WHO Releases First Global Guidelines on Weight-Loss Medicines

The World Health Organization (WHO) has issued its first-ever guideline on a new generation of weight-loss medications — a major move that could reshape global obesity treatment as rates continue to climb.

The recommendations center on GLP-1 therapies, a fast-growing class of drugs that includes liraglutide, semaglutide, and tirzepatide. WHO’s new guidance offers conditional recommendations on how these medicines can be used safely and effectively as part of long-term obesity care.

A growing global crisis

Obesity now affects more than one billion people worldwide, contributing to an estimated 3.7 million deaths in 2024. Without stronger action, the WHO warns the number of people living with obesity could double by 2030. This surge poses enormous challenges for healthcare systems and could result in $3 trillion in annual economic losses.

Given WHO’s role as the world’s leading public health authority, the new guideline is expected to influence national policies, insurance decisions, and clinical practices at a time when demand for effective weight-loss treatments is exploding.

WHO Director-General Tedros Adhanom Ghebreyesus commented:

Obesity is a major global health challenge. Our new guidance recognises that obesity is a chronic disease that can be treated with comprehensive and lifelong care. While medication alone won’t solve this global health crisis, GLP-1 therapies can help millions overcome obesity and reduce its associated harms.

Obesity recognized as a complex and chronic condition

The WHO stresses that obesity is not simply due to poor lifestyle choices. Instead, it is a complex chronic disease shaped by genetics, biological factors, environment, and social conditions.
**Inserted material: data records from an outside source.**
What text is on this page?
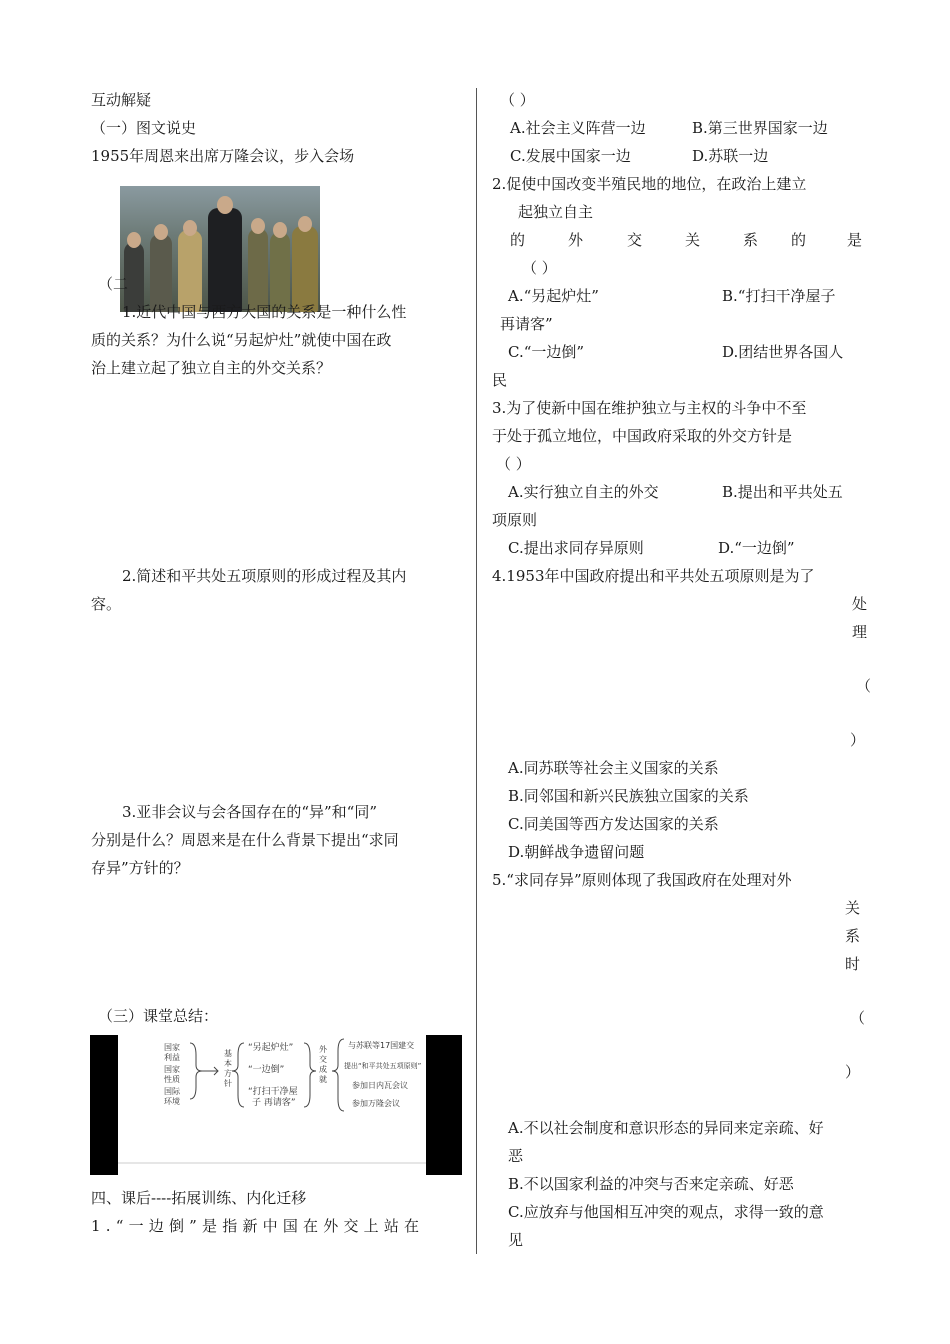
互动解疑
（一）图文说史
1955年周恩来出席万隆会议，步入会场
（二
1.近代中国与西方大国的关系是一种什么性
质的关系？为什么说“另起炉灶”就使中国在政
治上建立起了独立自主的外交关系？
2.简述和平共处五项原则的形成过程及其内
容。
3.亚非会议与会各国存在的“异”和“同”
分别是什么？周恩来是在什么背景下提出“求同
存异”方针的？
（三）课堂总结：
国家利益
国家性质
国际环境
基本方针
“另起炉灶”
“一边倒”
“打扫干净屋
子 再请客”
外交成就
与苏联等17国建交
提出“和平共处五项原则”
参加日内瓦会议
参加万隆会议
四、课后----拓展训练、内化迁移
1.“一边倒”是指新中国在外交上站在
（ ）
A.社会主义阵营一边	B.第三世界国家一边
C.发展中国家一边	D.苏联一边
2.促使中国改变半殖民地的地位，在政治上建立
起独立自主
的	外	交	关	系 的	是
（ ）
A.“另起炉灶”	B.“打扫干净屋子
再请客”
C.“一边倒”	D.团结世界各国人
民
3.为了使新中国在维护独立与主权的斗争中不至
于处于孤立地位，中国政府采取的外交方针是
（ ）
A.实行独立自主的外交	B.提出和平共处五
项原则
C.提出求同存异原则	D.“一边倒”
4.1953年中国政府提出和平共处五项原则是为了
处
理
（
）
A.同苏联等社会主义国家的关系
B.同邻国和新兴民族独立国家的关系
C.同美国等西方发达国家的关系
D.朝鲜战争遗留问题
5.“求同存异”原则体现了我国政府在处理对外
关
系
时
（
）
A.不以社会制度和意识形态的异同来定亲疏、好
恶
B.不以国家利益的冲突与否来定亲疏、好恶
C.应放弃与他国相互冲突的观点，求得一致的意
见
A recent mindbodygreen article stresses that:

What makes this announcement meaningful isn’t only the endorsement of medication; it’s the explicit recognition embedded within it.

The WHO is formally acknowledging obesity as a chronic, relapsing disease requiring comprehensive, lifelong medical management. Not a character flaw. Not a willpower deficit. A complex metabolic condition deserving the same comprehensive, lifelong care we afford any other chronic illness.

Obesity increases the risk of heart disease, type 2 diabetes, and several cancers, and it can also worsen outcomes for infectious diseases. For many individuals, long-term weight loss is extremely difficult without medical assistance.

GLP-1 therapies help by mimicking a natural hormone that regulates appetite, blood sugar, and digestion. These medications can trigger meaningful weight loss and significant health improvements.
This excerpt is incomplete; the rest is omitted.